Inside STA Sports Performance Center in Elma, NY, one of the best training centers in western New York. The benefit of using the reverse bands is that it optimizes and creates more leverage throughout the movement. It helps them to maintain proper form at the most susceptible positions. Athletes are normally weaker out of the bottom and typically then lose form so the band will deload a percentage of the resistance. As the athlete progresses in strength and stability the bands can be removed and the lift continued to be trained.
Building strength in younger athletes is essential as a preventive measure for injuries as stronger muscles can hold up against greater impact forces and aid in protection for the joints. In addition, as athletes get stronger and see their physical improvements it starts to build a more confident individual. This goes farther beyond just the weight room and athletic field, but in life. We’ve had athletes start in our facility that at first were extremely shy, self-conscious and timid but after they started to make improvements physically and see the hard work pay off, the improvements mentally were just as great, if not more. They were more confident in school, at home, even with the friends they chose to hang out with. And to think, it all started with the iron.

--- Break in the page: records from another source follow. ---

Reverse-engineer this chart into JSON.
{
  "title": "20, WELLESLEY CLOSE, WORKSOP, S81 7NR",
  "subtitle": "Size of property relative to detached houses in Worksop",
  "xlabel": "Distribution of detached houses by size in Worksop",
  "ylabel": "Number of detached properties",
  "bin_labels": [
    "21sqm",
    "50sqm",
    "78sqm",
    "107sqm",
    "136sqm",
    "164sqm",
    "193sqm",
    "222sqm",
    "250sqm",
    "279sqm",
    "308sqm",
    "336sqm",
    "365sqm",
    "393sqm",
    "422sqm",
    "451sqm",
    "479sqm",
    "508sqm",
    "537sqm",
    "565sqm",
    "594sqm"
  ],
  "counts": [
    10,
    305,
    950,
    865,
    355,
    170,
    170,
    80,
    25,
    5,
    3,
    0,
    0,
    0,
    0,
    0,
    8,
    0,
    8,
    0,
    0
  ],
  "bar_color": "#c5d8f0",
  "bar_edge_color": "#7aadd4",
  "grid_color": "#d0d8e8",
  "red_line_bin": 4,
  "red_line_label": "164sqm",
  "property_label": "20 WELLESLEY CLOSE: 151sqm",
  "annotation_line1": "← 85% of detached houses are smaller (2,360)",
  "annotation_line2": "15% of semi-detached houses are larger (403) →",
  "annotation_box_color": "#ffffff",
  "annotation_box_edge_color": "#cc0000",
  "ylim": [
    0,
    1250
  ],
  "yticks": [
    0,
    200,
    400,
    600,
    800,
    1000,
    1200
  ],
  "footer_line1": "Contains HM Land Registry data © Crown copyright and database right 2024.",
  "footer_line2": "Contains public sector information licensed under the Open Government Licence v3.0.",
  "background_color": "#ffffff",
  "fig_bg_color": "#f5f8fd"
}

Each athlete should have goals and reasons why they are training. Whether physical improvement for their sport or just general fitness, the foundation you’re helping them pave for the rest of their life is invaluable. You, as a coach, are instilling positive habits they can take with them regardless if they ever play a professional sport or not. Plus, you also may be investing your time and planting the seed for another great powerlifting career down the road.